Ahead of the release of last year’s Aladdin, the biggest talking point surrounding Disney’s latest blockbuster that remade and monetized the studio’s extensive back catalogue of animated classics for modern audiences, was the appearance of Will Smith’s Genie. Attempting to follow Robin Williams’ iconic turn in the original, which is widely regarded as the finest big screen voice-over performance ever, was going to be a massive challenge even for a star of Smith’s magnitude, and matters weren’t helped by the fact that the unfinished effects in the early trailers made his blue-skinned wish-granter look absolutely terrifying.
Even the team behind Aladdin were shocked at the backlash that greeted the Genie, but when the movie finally hit theaters, the former Fresh Prince turned out to be the best thing about it. Given the popularity of the animated version, Guy Ritchie’s live-action update was always guaranteed to be a success, so the billion dollar box office total didn’t come as much of a surprise, but the reaction from both critics and fans was mixed at best.

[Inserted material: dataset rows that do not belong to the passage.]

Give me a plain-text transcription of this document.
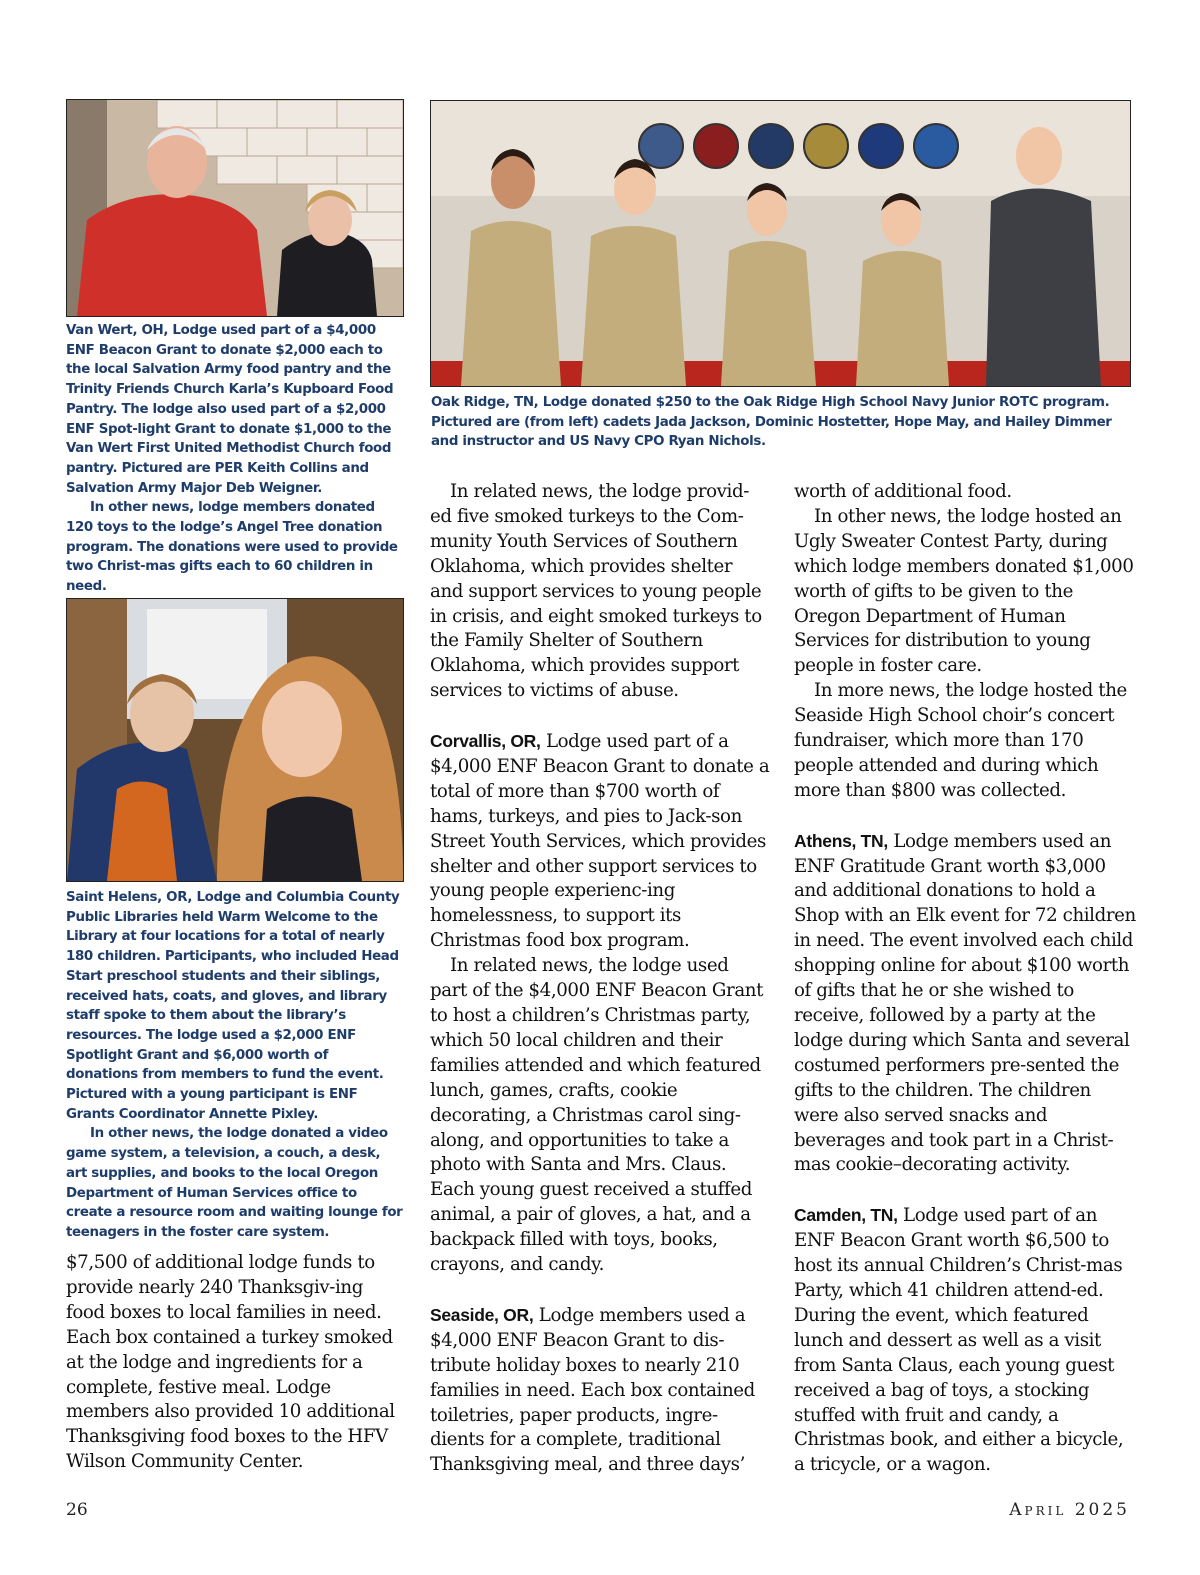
Oak Ridge, TN, Lodge donated $250 to the Oak Ridge High School Navy Junior ROTC program. Pictured are (from left) cadets Jada Jackson, Dominic Hostetter, Hope May, and Hailey Dimmer and instructor and US Navy CPO Ryan Nichols.

Van Wert, OH, Lodge used part of a $4,000 ENF Beacon Grant to donate $2,000 each to the local Salvation Army food pantry and the Trinity Friends Church Karla’s Kupboard Food Pantry. The lodge also used part of a $2,000 ENF Spot-light Grant to donate $1,000 to the Van Wert First United Methodist Church food pantry. Pictured are PER Keith Collins and Salvation Army Major Deb Weigner.

In other news, lodge members donated 120 toys to the lodge’s Angel Tree donation program. The donations were used to provide two Christ-mas gifts each to 60 children in need.

Saint Helens, OR, Lodge and Columbia County Public Libraries held Warm Welcome to the Library at four locations for a total of nearly 180 children. Participants, who included Head Start preschool students and their siblings, received hats, coats, and gloves, and library staff spoke to them about the library’s resources. The lodge used a $2,000 ENF Spotlight Grant and $6,000 worth of donations from members to fund the event. Pictured with a young participant is ENF Grants Coordinator Annette Pixley.

In other news, the lodge donated a video game system, a television, a couch, a desk, art supplies, and books to the local Oregon Department of Human Services office to create a resource room and waiting lounge for teenagers in the foster care system.

$7,500 of additional lodge funds to provide nearly 240 Thanksgiv-ing food boxes to local families in need. Each box contained a turkey smoked at the lodge and ingredients for a complete, festive meal. Lodge members also provided 10 additional Thanksgiving food boxes to the HFV Wilson Community Center.

In related news, the lodge provid-ed five smoked turkeys to the Com-munity Youth Services of Southern Oklahoma, which provides shelter and support services to young people in crisis, and eight smoked turkeys to the Family Shelter of Southern Oklahoma, which provides support services to victims of abuse.

Corvallis, OR, Lodge used part of a $4,000 ENF Beacon Grant to donate a total of more than $700 worth of hams, turkeys, and pies to Jack-son Street Youth Services, which provides shelter and other support services to young people experienc-ing homelessness, to support its Christmas food box program.

In related news, the lodge used part of the $4,000 ENF Beacon Grant to host a children’s Christmas party, which 50 local children and their families attended and which featured lunch, games, crafts, cookie decorating, a Christmas carol sing-along, and opportunities to take a photo with Santa and Mrs. Claus. Each young guest received a stuffed animal, a pair of gloves, a hat, and a backpack filled with toys, books, crayons, and candy.

Seaside, OR, Lodge members used a $4,000 ENF Beacon Grant to dis-tribute holiday boxes to nearly 210 families in need. Each box contained toiletries, paper products, ingre-dients for a complete, traditional Thanksgiving meal, and three days’

worth of additional food.

In other news, the lodge hosted an Ugly Sweater Contest Party, during which lodge members donated $1,000 worth of gifts to be given to the Oregon Department of Human Services for distribution to young people in foster care.

In more news, the lodge hosted the Seaside High School choir’s concert fundraiser, which more than 170 people attended and during which more than $800 was collected.

Athens, TN, Lodge members used an ENF Gratitude Grant worth $3,000 and additional donations to hold a Shop with an Elk event for 72 children in need. The event involved each child shopping online for about $100 worth of gifts that he or she wished to receive, followed by a party at the lodge during which Santa and several costumed performers pre-sented the gifts to the children. The children were also served snacks and beverages and took part in a Christ-mas cookie–decorating activity.

Camden, TN, Lodge used part of an ENF Beacon Grant worth $6,500 to host its annual Children’s Christ-mas Party, which 41 children attend-ed. During the event, which featured lunch and dessert as well as a visit from Santa Claus, each young guest received a bag of toys, a stocking stuffed with fruit and candy, a Christmas book, and either a bicycle, a tricycle, or a wagon.

26	April 2025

Nonetheless, a sequel was officially announced to be in development this week, with Smith and Ritchie set to return alongside Mena Massoud’s title character and Naomi Scott’s Jasmine. Now, the same sources who told the Aladdin sequel was happening last year, well before it was formally revealed, and that a Bambi live-action remake was in the works back in the summer, say that the Mouse House are looking into the idea of giving the Genie his own spinoff.
According to our intel, the pic would take place between the two Aladdin movies, as well as featuring flashbacks to his past before he ever ended up trapped in a magical lamp, presumably in an effort to focus on the actor’s natural charisma and keep the unconvincing CGI to a minimum. Of course, Aladdin was the biggest hit of Smith’s career, which he followed up with another home run in Bad Boys For Life, and surely, the 51 year-old will no doubt be keen to maintain his status at the top of the Hollywood A-list after several years of disappointing critical and commercial returns.